COVID-19 (Coronavirus Disease 2019) is an illness caused by a newly identified (novel) coronavirus. Coronaviruses are an extremely common cause of many illnesses that range from common colds to more serious upper respiratory infections.


Some people infected with the virus have no symptoms. When the virus does cause symptoms, common ones include fever, body ache, cough, fatigue, chills, headache, sore throat, loss of appetite, new loss of taste or smell, nausea or vomiting and diarrhea. In some people, COVID-19 causes more severe symptoms like high fever, severe cough and shortness of breath, which often indicates pneumonia. Symptoms may appear 2-14 days after exposure to the coronavirus.


The virus is primarily spread from person to person. You can become infected by coming into close contact with a person who has COVID-19. You can become infected from respiratory droplets when an infected person coughs, sneezes, breathes heavily or talks. You may also be able to get the virus by touching a surface or object that has the virus on it, and then by touching your mouth, nose or eyes.

General Precautions

The best way to prevent COVID-19 infection is to avoid being exposed. The virus can spread from individuals who do not look or feel sick. Knowing that spread occurs through respiratory droplets, it is strongly recommended that everyone adheres to the following:

Practice Social (Physical) Distancing

Maintain good social distancing (at least 6 feet or about 2 arms’ length) from other people.

Cover Your Mouth and Nose

Cover your mouth and nose with a cloth face covering (mask) when around others.

  • • A mask is meant to protect other people in case you are infected. The mask will reduce the transmission of respiratory droplets.
  • • Continue to keep at least 6 feet (or about 2 arms’ lengths) between yourself and others. A mask is not a substitute for social distancing.
  • Practice Proper Hand Hygiene
  • It is recommended that you clean your hands:
  • • After you have been in a public place and/or touched an item or surface that may be frequently touched by other people.
  • • Before touching your eyes, nose, or mouth; this is how germs enter our bodies.
  • Wash Your Hands the Right Way

Follow these five steps to wash your hands the right way every time.

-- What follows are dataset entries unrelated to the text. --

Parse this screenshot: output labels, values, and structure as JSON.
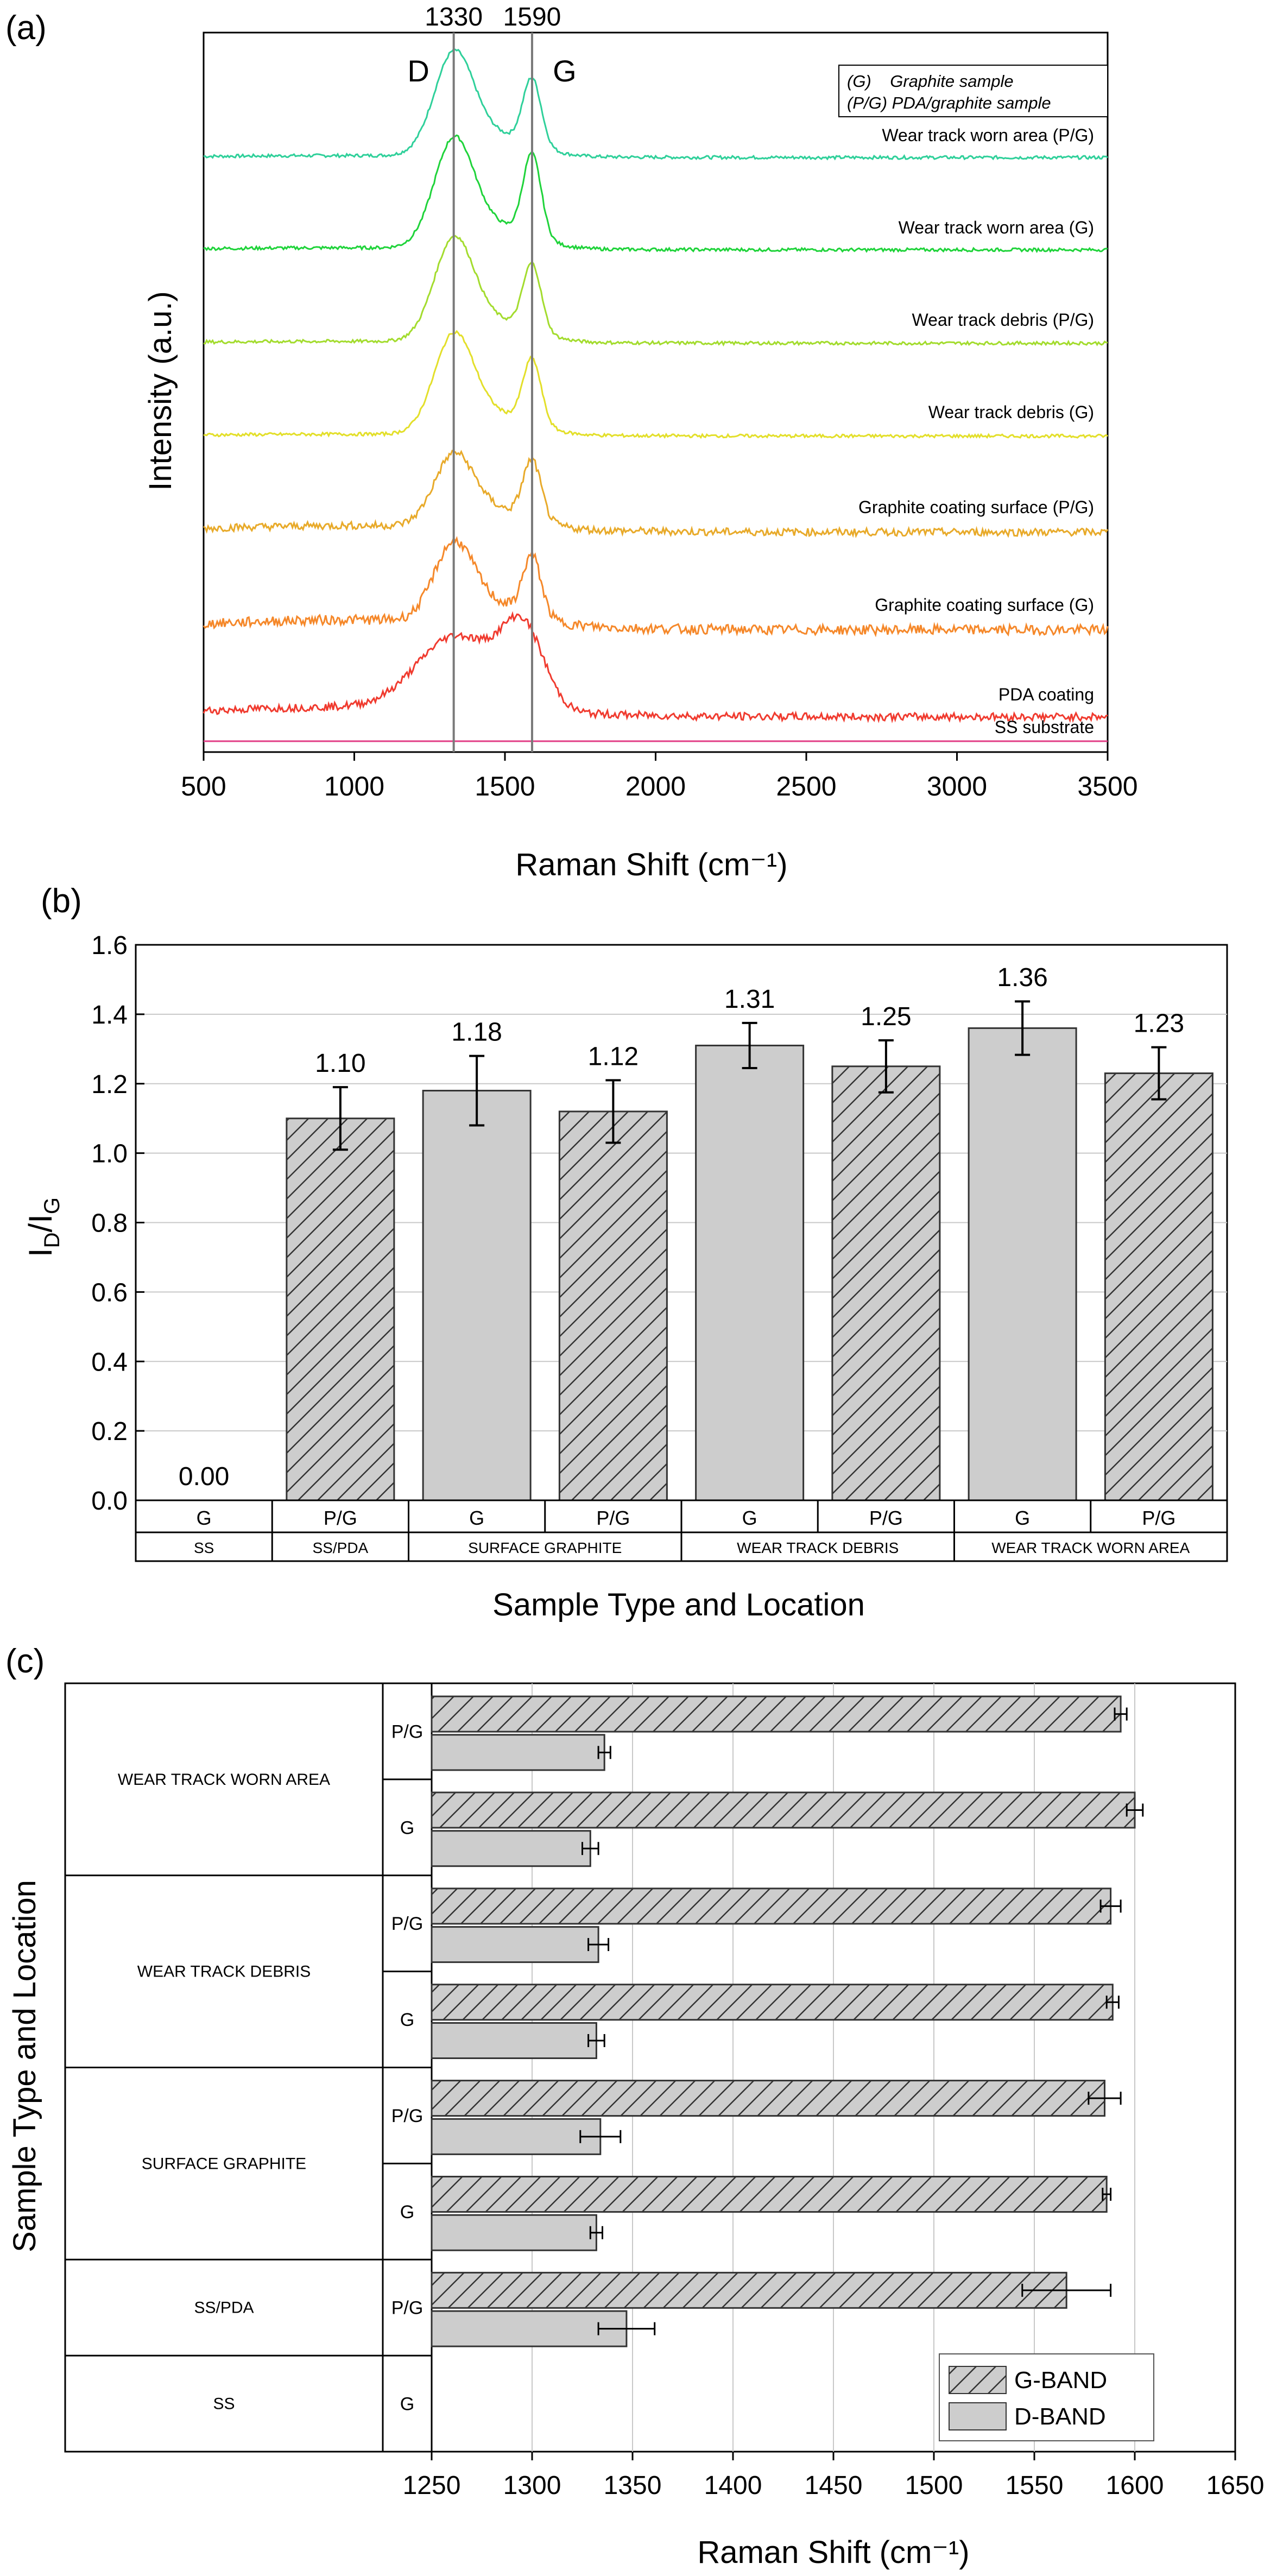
{
  "chart_data": [
    {
      "panel": "(a)",
      "type": "line",
      "title": "",
      "xlabel": "Raman Shift (cm⁻¹)",
      "ylabel": "Intensity (a.u.)",
      "xlim": [
        500,
        3500
      ],
      "xticks": [
        500,
        1000,
        1500,
        2000,
        2500,
        3000,
        3500
      ],
      "reference_lines": [
        {
          "x": 1330,
          "value_label": "1330",
          "band_label": "D"
        },
        {
          "x": 1590,
          "value_label": "1590",
          "band_label": "G"
        }
      ],
      "legend": [
        "(G)    Graphite sample",
        "(P/G) PDA/graphite sample"
      ],
      "series": [
        {
          "name": "Wear track worn area (P/G)",
          "color": "#2fd09a",
          "d": 1.0,
          "g": 0.7,
          "bg": 0.02
        },
        {
          "name": "Wear track worn area (G)",
          "color": "#1fd33a",
          "d": 1.0,
          "g": 0.82,
          "bg": 0.02
        },
        {
          "name": "Wear track debris (P/G)",
          "color": "#a3dc2e",
          "d": 1.0,
          "g": 0.7,
          "bg": 0.02
        },
        {
          "name": "Wear track debris (G)",
          "color": "#e3df2a",
          "d": 1.0,
          "g": 0.7,
          "bg": 0.02
        },
        {
          "name": "Graphite coating surface (P/G)",
          "color": "#e8aa2a",
          "d": 0.8,
          "g": 0.72,
          "bg": 0.08
        },
        {
          "name": "Graphite coating surface (G)",
          "color": "#f5882a",
          "d": 0.85,
          "g": 0.7,
          "bg": 0.12
        },
        {
          "name": "PDA coating",
          "color": "#f03b2f",
          "d": 0.9,
          "g": 1.0,
          "bg": 0.1
        },
        {
          "name": "SS substrate",
          "color": "#e23d86",
          "d": 0,
          "g": 0,
          "bg": 0
        }
      ]
    },
    {
      "panel": "(b)",
      "type": "bar",
      "xlabel": "Sample Type and Location",
      "ylabel": "I_D/I_G",
      "ylim": [
        0.0,
        1.6
      ],
      "yticks": [
        0.0,
        0.2,
        0.4,
        0.6,
        0.8,
        1.0,
        1.2,
        1.4,
        1.6
      ],
      "yticklabels": [
        "0.0",
        "0.2",
        "0.4",
        "0.6",
        "0.8",
        "1.0",
        "1.2",
        "1.4",
        "1.6"
      ],
      "categories": [
        "G",
        "P/G",
        "G",
        "P/G",
        "G",
        "P/G",
        "G",
        "P/G"
      ],
      "groups": [
        {
          "label": "SS",
          "span": 1
        },
        {
          "label": "SS/PDA",
          "span": 1
        },
        {
          "label": "SURFACE GRAPHITE",
          "span": 2
        },
        {
          "label": "WEAR TRACK DEBRIS",
          "span": 2
        },
        {
          "label": "WEAR TRACK WORN AREA",
          "span": 2
        }
      ],
      "values": [
        0.0,
        1.1,
        1.18,
        1.12,
        1.31,
        1.25,
        1.36,
        1.23
      ],
      "value_labels": [
        "0.00",
        "1.10",
        "1.18",
        "1.12",
        "1.31",
        "1.25",
        "1.36",
        "1.23"
      ],
      "errors": [
        0,
        0.09,
        0.1,
        0.09,
        0.065,
        0.075,
        0.077,
        0.075
      ],
      "hatched": [
        false,
        true,
        false,
        true,
        false,
        true,
        false,
        true
      ]
    },
    {
      "panel": "(c)",
      "type": "bar",
      "orientation": "horizontal",
      "xlabel": "Raman Shift (cm⁻¹)",
      "ylabel": "Sample Type and Location",
      "xlim": [
        1250,
        1650
      ],
      "xticks": [
        1250,
        1300,
        1350,
        1400,
        1450,
        1500,
        1550,
        1600,
        1650
      ],
      "legend": [
        "G-BAND",
        "D-BAND"
      ],
      "categories": [
        "P/G",
        "G",
        "P/G",
        "G",
        "P/G",
        "G",
        "P/G",
        "G"
      ],
      "groups": [
        {
          "label": "WEAR TRACK WORN AREA",
          "span": 2
        },
        {
          "label": "WEAR TRACK DEBRIS",
          "span": 2
        },
        {
          "label": "SURFACE GRAPHITE",
          "span": 2
        },
        {
          "label": "SS/PDA",
          "span": 1
        },
        {
          "label": "SS",
          "span": 1
        }
      ],
      "series": [
        {
          "name": "G-BAND",
          "values": [
            1593,
            1600,
            1588,
            1589,
            1585,
            1586,
            1566,
            null
          ],
          "errors": [
            3,
            4,
            5,
            3,
            8,
            2,
            22,
            0
          ]
        },
        {
          "name": "D-BAND",
          "values": [
            1336,
            1329,
            1333,
            1332,
            1334,
            1332,
            1347,
            null
          ],
          "errors": [
            3,
            4,
            5,
            4,
            10,
            3,
            14,
            0
          ]
        }
      ]
    }
  ]
}
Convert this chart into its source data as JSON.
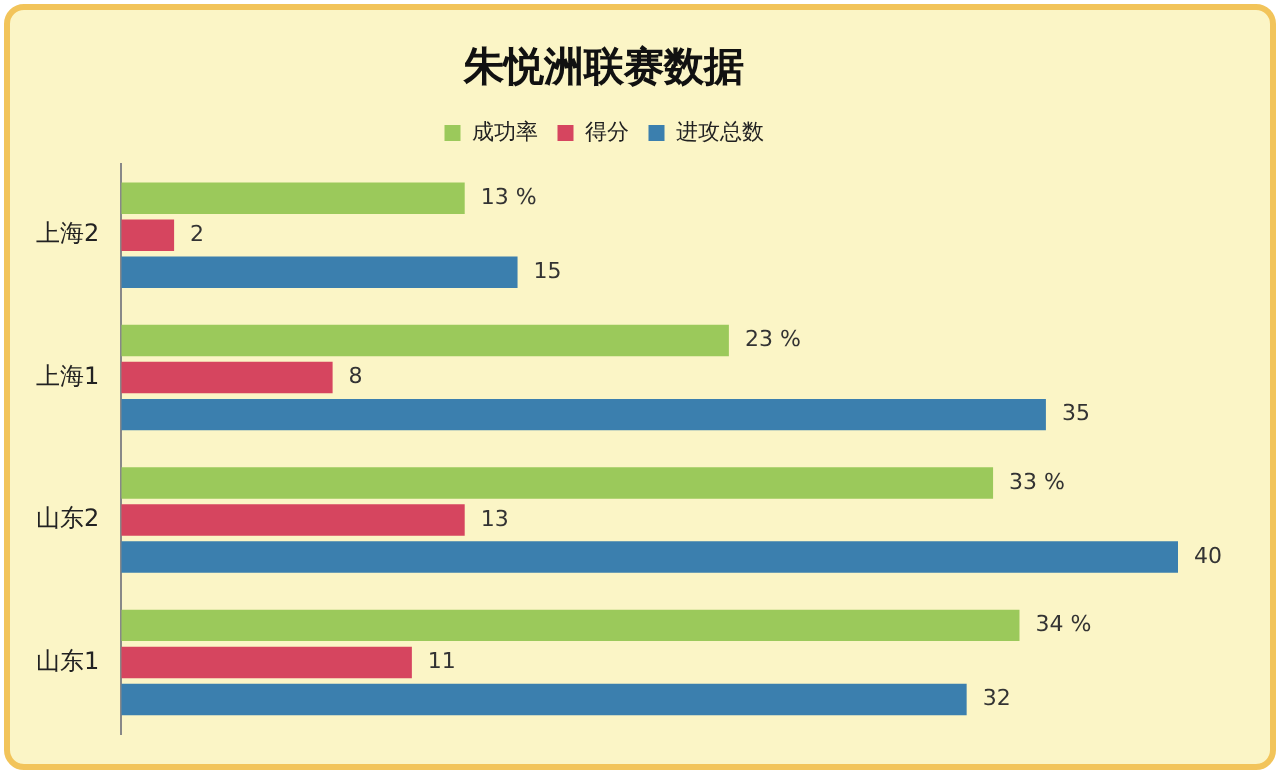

1. Wet your hands with clean, running water (warm or cold), turn off the tap and apply soap.

2. Lather your hands by rubbing them together with the soap. Lather the backs of your hands, between your fingers and under your nails.

3. Scrub your hands for at least 20 seconds. Need a timer? Hum the “Happy Birthday” song from beginning to end twice.

4. Rinse your hands well under clean, running water.

5. Dry your hands using a clean towel or air dry them.

Hand Sanitizer Use

Soap and water are preferable. If soap and water are not readily available, use an alcohol-based hand sanitizer that contains at least 60% alcohol. The product label will list the alcohol content.

When using hand sanitizer, ensure you do the following:

  • • Apply the hand sanitizer product to the palm of one hand (read the label to learn the correct amount).
  • • Rub your hands together.
  • • Rub the hand sanitizer over all the surfaces of your hands and fingers until your hands are dry. This should take around 20 seconds.

Glove Use

For the general public, the CDC recommends wearing gloves when you are cleaning or caring for someone who is sick. In most other situations, wearing gloves is not necessary and may lead to the spread of germs. Instead of wearing gloves, practice proper hand hygiene as outlined above.